One of the sectors of the economy which could function during the lockdown which was imposed because of the spread of pandemic was the Fintech sector. This sector had been working continuously and many startups have been coming up in this area. Currently, there are more than 2,000 fintech companies operating in the country, with 67% of them being introduced in the last five years. It is expected that the fintech industry in India will reach USD 150- USD 160 billion by 2025. The year 2015-2020 has seen tremendous growth in the fintech industry with the introduction and spread of digital payments, lending, and wealth segments.
The 10 leading startups in the Fintech industry of India are- Paytm, Lendingkart, MoneyTap, Razorpay, Policybazaar, Shiksha Finance, Instamojo, Pine Labs, ZestMoney, ePayLater. One of the startups on the list is Razorpay. The startup has turned unicorn on October 12, 2020, after receiving the funding of USD 100 million from GIC, and Sequoia India. The other participants of the round were Ribbit Capital, Tiger Global, Y Combinator, and Matrix Partners. These are all the existing investors of the startup. This all led to the value of the startup going a little beyond USD 1 billion and thus, entering the golden unicorn club.
The startup has come in the news for the acquisition it has made. Razorpay, as announced on July 19, 2021, has acquired TERA Finlabs, which is an AI-based risk technology SaaS platform. The amount for which the acquisition has been made has not been disclosed. This acquisition is the third one made by the company since its attempt into the B2B SME lending space with the launch od Razorpay Capital in 2019.
This acquisition will help the Razorpay to use the technological capabilities of TERA Finlabs, and then help the credit needs of over 10,000 businesses in the country by the next year.
Razorpay is a fintech startup that has the purpose of accepting, distributing, and processing money for small businesses through an online medium. This idea stuck into the minds of the founders when they realised the basic problem faced by the small businessmen, which was to accept the payments online. It was started in 2014 by the alumni of IIT Roorkee, Harshil Mathur and Shashank Kumar.
The startup has now become the leading startup in the fintech industry which works towards serving as the payment provider for the small business.
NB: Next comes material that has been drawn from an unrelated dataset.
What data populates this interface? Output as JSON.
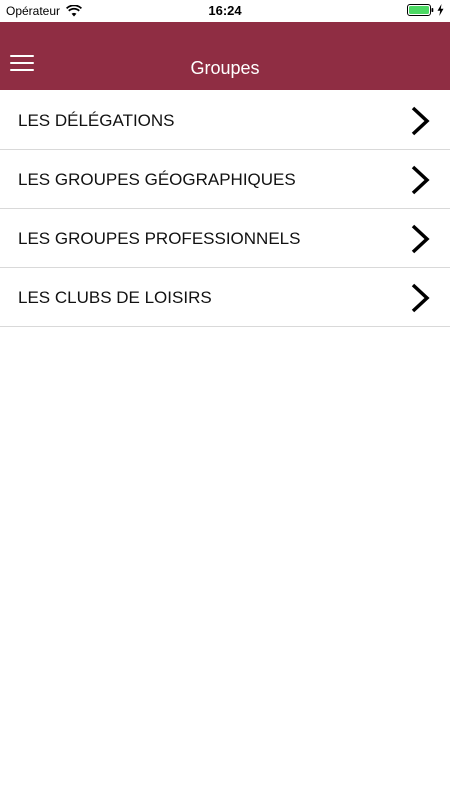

The Bengaluru based startup had also turned a unicorn in October 2020, and is in severe competition with PayU, which is engaged in working towards accepting payments from various sources like UPU, credit cards, debit cards, and mobile wallets. The big names which come under the client list of Razorpay are- Cred, Oyo, Facebook, Flipkart, Swiggy, Zomato, Yatra, Goibibo, Byjus’, Zilingo, ICICI, and Airtel.
The startup before this acquisition has also acquired an AI company which helps in reducing Return- to Origin Fraud looses in e-commerce, ThirdWatch in 2018, and a payroll management software company, Opfin in 2019. The startup has the aim to process around USD 25 billion transactions for 10 million customers in the year 2021, and has the mission to serve 50 million businesses by 2025.
TERA Finlabs is a Bengaluru based Risk technology company that offers customized credit offerings, in order to make lending more affordable for customers and profitable for lenders. It is the Indian subsidiary of a leading UK digital lender, GAIN Credit.
The CEO and the co-founder of Razorpay made a statement saying that the team at TERA Finlabs has undoubtedly a lot of knowledge in underwriting and risk management. He further said that he and his team has seen exceptional core lending infrastructure capabilities in the team of TERA Finlabs.
The co-founder and CEO of TERA Finlabs said that he is excited that the strengths of both the companies Razorpay and TERA Finlabs will be coming together to make sure that the small businesses are no more burdened by the short term uncertainty. He even said that the platform of the company will help small businesses in making scalable and profitable credit businesses.
The two companies are a big name and now let us wait and watch what wonders they will bring when they start working together.